In 2003, Barkan et al. published several attacks on GSM encryption. The first is an active attack. GSM phones can be convinced to use the much weaker A5/2 cipher briefly. A5/2 can be broken easily, and the phone uses the same key as for the stronger A5/1 algorithm. A second attack on A5/1 is outlined, a ciphertext-only time-memory tradeoff attack which requires a large amount of precomputation.
We present a very practical ciphertext-only cryptanalysis of GSM encrypted communication, and various active attacks on the GSM protocols. These attacks can even break into GSM networks that use "unbreakable" ciphers. We first describe a ciphertext-only attack on A5/2 that requires a few dozen milliseconds of encrypted off-the-air cellular conversation and finds the correct key in less than a second on a personal computer.
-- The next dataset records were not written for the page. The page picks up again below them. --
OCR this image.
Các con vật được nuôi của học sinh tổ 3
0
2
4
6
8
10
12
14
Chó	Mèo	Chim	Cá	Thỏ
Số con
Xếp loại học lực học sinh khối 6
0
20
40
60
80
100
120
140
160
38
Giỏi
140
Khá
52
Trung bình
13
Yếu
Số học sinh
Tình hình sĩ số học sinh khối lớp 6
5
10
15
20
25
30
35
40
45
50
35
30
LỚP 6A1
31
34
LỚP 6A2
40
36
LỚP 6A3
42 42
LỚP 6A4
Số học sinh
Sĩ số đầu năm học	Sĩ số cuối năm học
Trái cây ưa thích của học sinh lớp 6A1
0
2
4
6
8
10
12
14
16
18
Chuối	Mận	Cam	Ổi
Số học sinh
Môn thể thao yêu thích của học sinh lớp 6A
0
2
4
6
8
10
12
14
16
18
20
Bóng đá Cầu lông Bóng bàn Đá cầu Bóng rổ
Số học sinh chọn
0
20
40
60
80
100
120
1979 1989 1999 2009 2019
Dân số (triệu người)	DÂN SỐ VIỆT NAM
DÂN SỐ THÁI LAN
We extend this attack to a (more complex) ciphertext-only attack on A5/1. We then describe new (active) attacks on the protocols of networks that use A5/1, A5/3, or even GPRS. These attacks exploit flaws in the GSM protocols, and they work whenever the mobile phone supports a weak cipher such as A5/2. We emphasize that these attacks are on the protocols, and are thus applicable whenever the cellular phone supports a weak cipher, for example, they are also applicable for attacking A5/3 networks using the cryptanalysis of A5/1. Unlike previous attacks on GSM that require unrealistic information, like long known plaintext periods, our attacks are very practical and do not require any knowledge of the content of the conversation. Furthermore, we describe how to fortify the attacks to withstand reception errors. As a result, our attacks allow attackers to tap conversations and decrypt them either in real-time, or at any later time.
In 2007 Universities of Bochum and Kiel started a research project to create a massively parallel FPGA-based cryptographic accelerator COPACOBANA. COPACOBANA was the first commercially available solution using fast time-memory trade-off techniques that could be used to attack the popular A5/1 and A5/2 algorithms, used in GSM voice encryption, as well as the Data Encryption Standard (DES). It also enables brute force attacks against GSM eliminating the need of large precomputed lookup tables.
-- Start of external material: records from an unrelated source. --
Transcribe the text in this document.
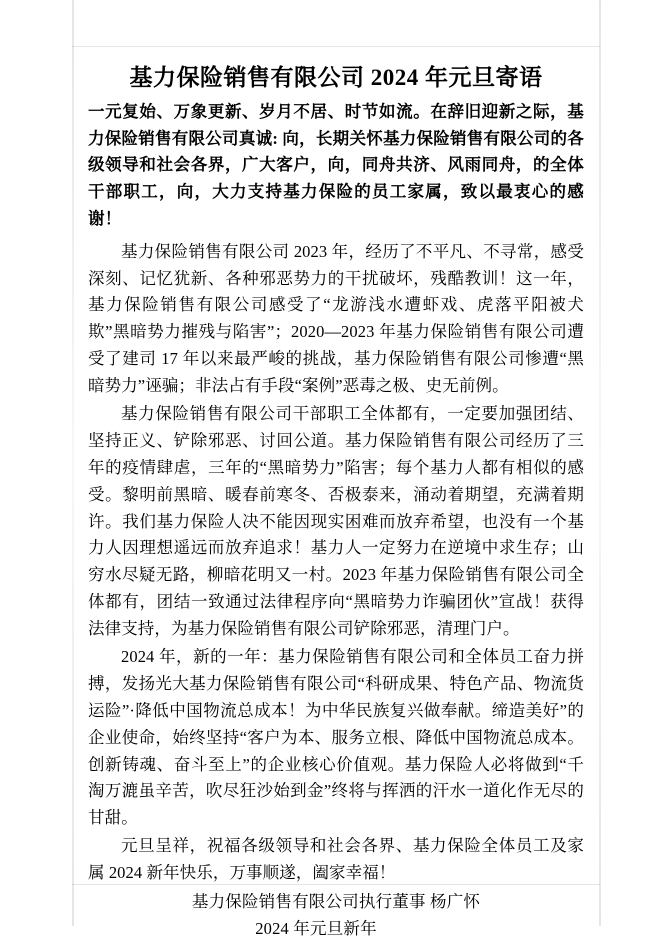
基力保险销售有限公司 2024 年元旦寄语

一元复始、万象更新、岁月不居、时节如流。在辞旧迎新之际，基力保险销售有限公司真诚: 向，长期关怀基力保险销售有限公司的各级领导和社会各界，广大客户，向，同舟共济、风雨同舟，的全体干部职工，向，大力支持基力保险的员工家属，致以最衷心的感谢！

基力保险销售有限公司 2023 年，经历了不平凡、不寻常，感受深刻、记忆犹新、各种邪恶势力的干扰破坏，残酷教训！这一年，基力保险销售有限公司感受了“龙游浅水遭虾戏、虎落平阳被犬欺”黑暗势力摧残与陷害”；2020—2023 年基力保险销售有限公司遭受了建司 17 年以来最严峻的挑战，基力保险销售有限公司惨遭“黑暗势力”诬骗；非法占有手段“案例”恶毒之极、史无前例。

基力保险销售有限公司干部职工全体都有，一定要加强团结、坚持正义、铲除邪恶、讨回公道。基力保险销售有限公司经历了三年的疫情肆虐，三年的“黑暗势力”陷害；每个基力人都有相似的感受。黎明前黑暗、暖春前寒冬、否极泰来，涌动着期望，充满着期许。我们基力保险人决不能因现实困难而放弃希望，也没有一个基力人因理想遥远而放弃追求！基力人一定努力在逆境中求生存；山穷水尽疑无路，柳暗花明又一村。2023 年基力保险销售有限公司全体都有，团结一致通过法律程序向“黑暗势力诈骗团伙”宣战！获得法律支持，为基力保险销售有限公司铲除邪恶，清理门户。

2024 年，新的一年：基力保险销售有限公司和全体员工奋力拼搏，发扬光大基力保险销售有限公司“科研成果、特色产品、物流货运险”·降低中国物流总成本！为中华民族复兴做奉献。缔造美好”的企业使命，始终坚持“客户为本、服务立根、降低中国物流总成本。创新铸魂、奋斗至上”的企业核心价值观。基力保险人必将做到“千淘万漉虽辛苦，吹尽狂沙始到金”终将与挥洒的汗水一道化作无尽的甘甜。

元旦呈祥，祝福各级领导和社会各界、基力保险全体员工及家属 2024 新年快乐，万事顺遂，阖家幸福！

基力保险销售有限公司执行董事 杨广怀

2024 年元旦新年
In 2008, the group The Hackers Choice launched a project to develop a practical attack on A5/1. The attack requires the construction of a large look-up table of approximately 3 terabytes. Together with the scanning capabilities developed as part of the sister project, the group expected to be able to record any GSM call or SMS encrypted with A5/1, and within about 3–5 minutes derive the encryption key and hence listen to the call and read the SMS in clear. But the tables weren't released.
A similar effort, the A5/1 Cracking Project, was announced at the 2009 Black Hat security conference by cryptographers Karsten Nohl and Sascha Krißler. It created the look-up tables using Nvidia GPGPUs via a peer-to-peer distributed computing architecture. Starting in the middle of September 2009, the project ran the equivalent of 12 Nvidia GeForce GTX 260. According to the authors, the approach can be used on any cipher with key size up to 64-bits.
In December 2009, the A5/1 Cracking Project attack tables for A5/1 were announced by Chris Paget and Karsten Nohl. The tables use a combination of compression techniques, including rainbow tables and distinguished point chains. These tables constituted only parts of the 1.7 TB completed table and had been computed during three months using 40 distributed CUDA nodes and then published over BitTorrent and Google drive that is provided by community member Farid Nasiri  More recently the project has announced a switch to faster ATI Evergreen code, together with a change in the format of the tables and Frank A. Stevenson announced breaks of A5/1 using the ATI generated tables.
Documents leaked by Edward Snowden in 2013 state that the NSA "can process encrypted A5/1".